Schnell fasste ich zusammen, was mit Jane passiert war und sah Loki die Stirn runzeln.
"Das klingt nicht gut", stellte er fest.
"Ist es auch nicht. Ganz und gar nicht. Und deswegen werde ich mich jetzt auch erst einmal verabschieden und wieder nach oben gehen. Bis später."
Ich war schon im Inbegriff, die Zelle zu verlassen, als Loki mich an der Schulter zurück hielt.
"Svane... warte."
"Hm?" Ich drehte mich zu ihm um und betrachtete sein nachdenkliches Gesicht.
"Wie hast du das gemacht?"
"Was gemacht?" Ich hatte keine Ahnung, wovon er redete. Was hatte ich angestellt?

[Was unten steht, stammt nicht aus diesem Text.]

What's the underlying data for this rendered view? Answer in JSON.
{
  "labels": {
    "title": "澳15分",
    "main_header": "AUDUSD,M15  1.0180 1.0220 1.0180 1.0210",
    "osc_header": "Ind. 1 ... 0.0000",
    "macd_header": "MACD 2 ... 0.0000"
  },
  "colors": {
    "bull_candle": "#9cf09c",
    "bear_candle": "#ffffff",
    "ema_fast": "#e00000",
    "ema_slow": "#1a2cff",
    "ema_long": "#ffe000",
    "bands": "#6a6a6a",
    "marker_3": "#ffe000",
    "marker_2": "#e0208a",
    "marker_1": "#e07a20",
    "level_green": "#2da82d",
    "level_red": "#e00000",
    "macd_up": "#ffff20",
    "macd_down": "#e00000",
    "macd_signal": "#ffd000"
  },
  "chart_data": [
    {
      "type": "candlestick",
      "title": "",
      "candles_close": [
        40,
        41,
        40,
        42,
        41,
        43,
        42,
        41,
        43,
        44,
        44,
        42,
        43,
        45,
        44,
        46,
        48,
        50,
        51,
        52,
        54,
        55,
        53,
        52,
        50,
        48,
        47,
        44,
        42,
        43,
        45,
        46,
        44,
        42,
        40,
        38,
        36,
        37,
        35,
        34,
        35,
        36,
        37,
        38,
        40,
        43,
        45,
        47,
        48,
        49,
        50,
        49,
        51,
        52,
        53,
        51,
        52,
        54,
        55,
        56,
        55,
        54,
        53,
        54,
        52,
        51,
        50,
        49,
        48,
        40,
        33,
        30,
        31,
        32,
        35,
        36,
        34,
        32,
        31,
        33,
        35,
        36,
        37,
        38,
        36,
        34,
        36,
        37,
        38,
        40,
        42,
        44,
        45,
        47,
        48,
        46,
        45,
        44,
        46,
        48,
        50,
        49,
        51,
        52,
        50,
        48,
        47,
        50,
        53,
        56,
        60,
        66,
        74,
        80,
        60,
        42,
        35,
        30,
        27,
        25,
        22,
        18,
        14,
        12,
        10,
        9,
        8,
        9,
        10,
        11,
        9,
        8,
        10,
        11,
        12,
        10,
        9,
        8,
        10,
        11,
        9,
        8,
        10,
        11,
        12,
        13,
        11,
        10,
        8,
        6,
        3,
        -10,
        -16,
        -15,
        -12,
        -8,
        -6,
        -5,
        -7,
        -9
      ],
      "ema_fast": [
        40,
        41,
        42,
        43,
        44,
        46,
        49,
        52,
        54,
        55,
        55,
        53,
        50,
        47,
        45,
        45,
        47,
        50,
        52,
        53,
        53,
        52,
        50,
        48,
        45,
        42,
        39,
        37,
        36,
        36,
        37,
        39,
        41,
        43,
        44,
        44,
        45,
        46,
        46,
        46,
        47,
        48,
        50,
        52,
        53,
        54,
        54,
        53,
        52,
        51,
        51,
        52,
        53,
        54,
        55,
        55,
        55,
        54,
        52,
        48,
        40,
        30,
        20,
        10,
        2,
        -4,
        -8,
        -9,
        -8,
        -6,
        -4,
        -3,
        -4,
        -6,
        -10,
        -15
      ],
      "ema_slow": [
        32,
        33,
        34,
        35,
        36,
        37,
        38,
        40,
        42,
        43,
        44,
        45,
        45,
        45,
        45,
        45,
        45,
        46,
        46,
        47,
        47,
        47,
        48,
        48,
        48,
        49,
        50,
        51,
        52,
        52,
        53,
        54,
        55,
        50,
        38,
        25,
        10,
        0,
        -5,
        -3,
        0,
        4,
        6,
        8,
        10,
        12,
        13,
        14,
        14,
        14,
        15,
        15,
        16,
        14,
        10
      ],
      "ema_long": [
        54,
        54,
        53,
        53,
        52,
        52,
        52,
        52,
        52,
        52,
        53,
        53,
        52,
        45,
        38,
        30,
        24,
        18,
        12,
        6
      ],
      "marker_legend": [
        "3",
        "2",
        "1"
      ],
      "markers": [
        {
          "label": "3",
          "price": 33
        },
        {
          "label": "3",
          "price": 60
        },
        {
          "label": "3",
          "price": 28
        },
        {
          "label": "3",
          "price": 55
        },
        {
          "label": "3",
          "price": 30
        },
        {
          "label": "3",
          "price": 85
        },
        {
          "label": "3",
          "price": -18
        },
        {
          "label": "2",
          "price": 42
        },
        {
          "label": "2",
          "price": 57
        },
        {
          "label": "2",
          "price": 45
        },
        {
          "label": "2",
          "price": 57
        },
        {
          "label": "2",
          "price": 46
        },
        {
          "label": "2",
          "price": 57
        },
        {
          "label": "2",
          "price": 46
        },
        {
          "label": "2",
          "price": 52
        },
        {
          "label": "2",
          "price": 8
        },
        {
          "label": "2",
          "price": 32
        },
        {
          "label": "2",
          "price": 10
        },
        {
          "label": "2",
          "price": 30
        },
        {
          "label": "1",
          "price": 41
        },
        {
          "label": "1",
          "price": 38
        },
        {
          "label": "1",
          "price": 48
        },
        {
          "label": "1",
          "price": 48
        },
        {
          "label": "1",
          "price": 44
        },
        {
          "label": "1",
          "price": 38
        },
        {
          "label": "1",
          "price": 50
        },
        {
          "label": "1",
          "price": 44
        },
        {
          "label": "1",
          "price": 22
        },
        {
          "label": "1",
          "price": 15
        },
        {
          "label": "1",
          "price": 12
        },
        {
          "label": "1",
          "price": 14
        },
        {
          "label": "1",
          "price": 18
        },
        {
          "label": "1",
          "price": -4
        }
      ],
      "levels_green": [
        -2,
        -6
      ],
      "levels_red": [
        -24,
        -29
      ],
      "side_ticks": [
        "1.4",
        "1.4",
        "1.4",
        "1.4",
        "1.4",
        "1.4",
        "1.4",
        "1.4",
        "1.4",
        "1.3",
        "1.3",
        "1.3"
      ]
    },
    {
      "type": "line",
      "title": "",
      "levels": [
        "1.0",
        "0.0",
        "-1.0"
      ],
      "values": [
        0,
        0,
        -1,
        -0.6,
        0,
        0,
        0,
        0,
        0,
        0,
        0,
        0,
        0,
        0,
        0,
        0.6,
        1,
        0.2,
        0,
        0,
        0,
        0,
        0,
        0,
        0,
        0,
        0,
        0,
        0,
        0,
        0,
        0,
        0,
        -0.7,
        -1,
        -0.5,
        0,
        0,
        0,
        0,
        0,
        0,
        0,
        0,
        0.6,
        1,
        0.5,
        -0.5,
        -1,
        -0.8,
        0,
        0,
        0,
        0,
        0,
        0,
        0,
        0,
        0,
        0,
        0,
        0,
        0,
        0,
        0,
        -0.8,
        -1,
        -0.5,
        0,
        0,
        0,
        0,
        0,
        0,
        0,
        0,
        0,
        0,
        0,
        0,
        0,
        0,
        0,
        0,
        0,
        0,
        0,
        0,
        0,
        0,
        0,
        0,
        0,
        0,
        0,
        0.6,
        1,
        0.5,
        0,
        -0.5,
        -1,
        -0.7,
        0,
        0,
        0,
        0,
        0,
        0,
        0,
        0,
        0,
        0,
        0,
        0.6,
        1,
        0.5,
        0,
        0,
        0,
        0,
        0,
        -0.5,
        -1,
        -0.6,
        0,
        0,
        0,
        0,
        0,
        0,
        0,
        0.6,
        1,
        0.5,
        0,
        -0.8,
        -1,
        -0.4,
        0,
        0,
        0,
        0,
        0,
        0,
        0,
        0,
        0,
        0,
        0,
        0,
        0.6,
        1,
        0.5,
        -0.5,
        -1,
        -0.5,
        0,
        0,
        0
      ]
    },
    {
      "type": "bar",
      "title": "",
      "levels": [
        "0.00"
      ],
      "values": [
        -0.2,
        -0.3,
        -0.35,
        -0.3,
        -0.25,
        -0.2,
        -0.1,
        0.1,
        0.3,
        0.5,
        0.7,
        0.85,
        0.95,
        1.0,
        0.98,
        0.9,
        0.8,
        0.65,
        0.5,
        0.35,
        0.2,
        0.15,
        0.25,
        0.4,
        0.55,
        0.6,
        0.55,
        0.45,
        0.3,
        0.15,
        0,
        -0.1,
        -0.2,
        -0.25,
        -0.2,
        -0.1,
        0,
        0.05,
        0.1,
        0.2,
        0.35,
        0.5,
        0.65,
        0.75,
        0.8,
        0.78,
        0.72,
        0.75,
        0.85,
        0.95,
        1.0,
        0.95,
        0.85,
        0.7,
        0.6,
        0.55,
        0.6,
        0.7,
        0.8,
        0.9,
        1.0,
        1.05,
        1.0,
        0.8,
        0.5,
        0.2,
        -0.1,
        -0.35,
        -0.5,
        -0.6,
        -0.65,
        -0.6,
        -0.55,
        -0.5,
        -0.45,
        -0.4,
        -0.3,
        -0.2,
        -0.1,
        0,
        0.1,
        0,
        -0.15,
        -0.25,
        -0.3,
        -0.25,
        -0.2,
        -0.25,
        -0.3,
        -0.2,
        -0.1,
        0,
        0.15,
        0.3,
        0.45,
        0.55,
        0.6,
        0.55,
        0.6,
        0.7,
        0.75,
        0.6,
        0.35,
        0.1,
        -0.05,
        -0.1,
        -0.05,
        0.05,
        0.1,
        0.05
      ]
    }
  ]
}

"Du... ich.... Ich habe diese Dinge noch niemandem erzählt. Warum konnte ich mich dir öffnen?" Er sah mich immer noch mit einer Mischung aus Verwunderung und einer Art Angst an, so als könnte ein Blick von mir ihm jedes düstere Geheimnis seiner letzten Jahrhunderte entlocken.
"Ich... weiß es nicht. Vielleicht hast du einfach nur mal deine angestauten Emotionen ablassen müssen, und ich war gerade hier?"
Er schüttelte den Kopf.
"Nein, das kann es nicht sein. Nun gut, ich will dich nicht länger aufhalten. Geh und hilf Thor, seine Sterbliche zu retten."
Ich musste grinsen, als ich diese Worte hörte.
"Geb ich ihm so weiter!"
"Das wagst du dir!"
Seine Stimme schallte mir hinterher, und dann folgte etwas ungewöhnliches, aber sehr erfreuendes: Er lachte. Er hatte den Witz akzeptiert und lachte darüber. Und das war für mich wie eine Bestätigung: Er konnte keiner von den Bösen sein.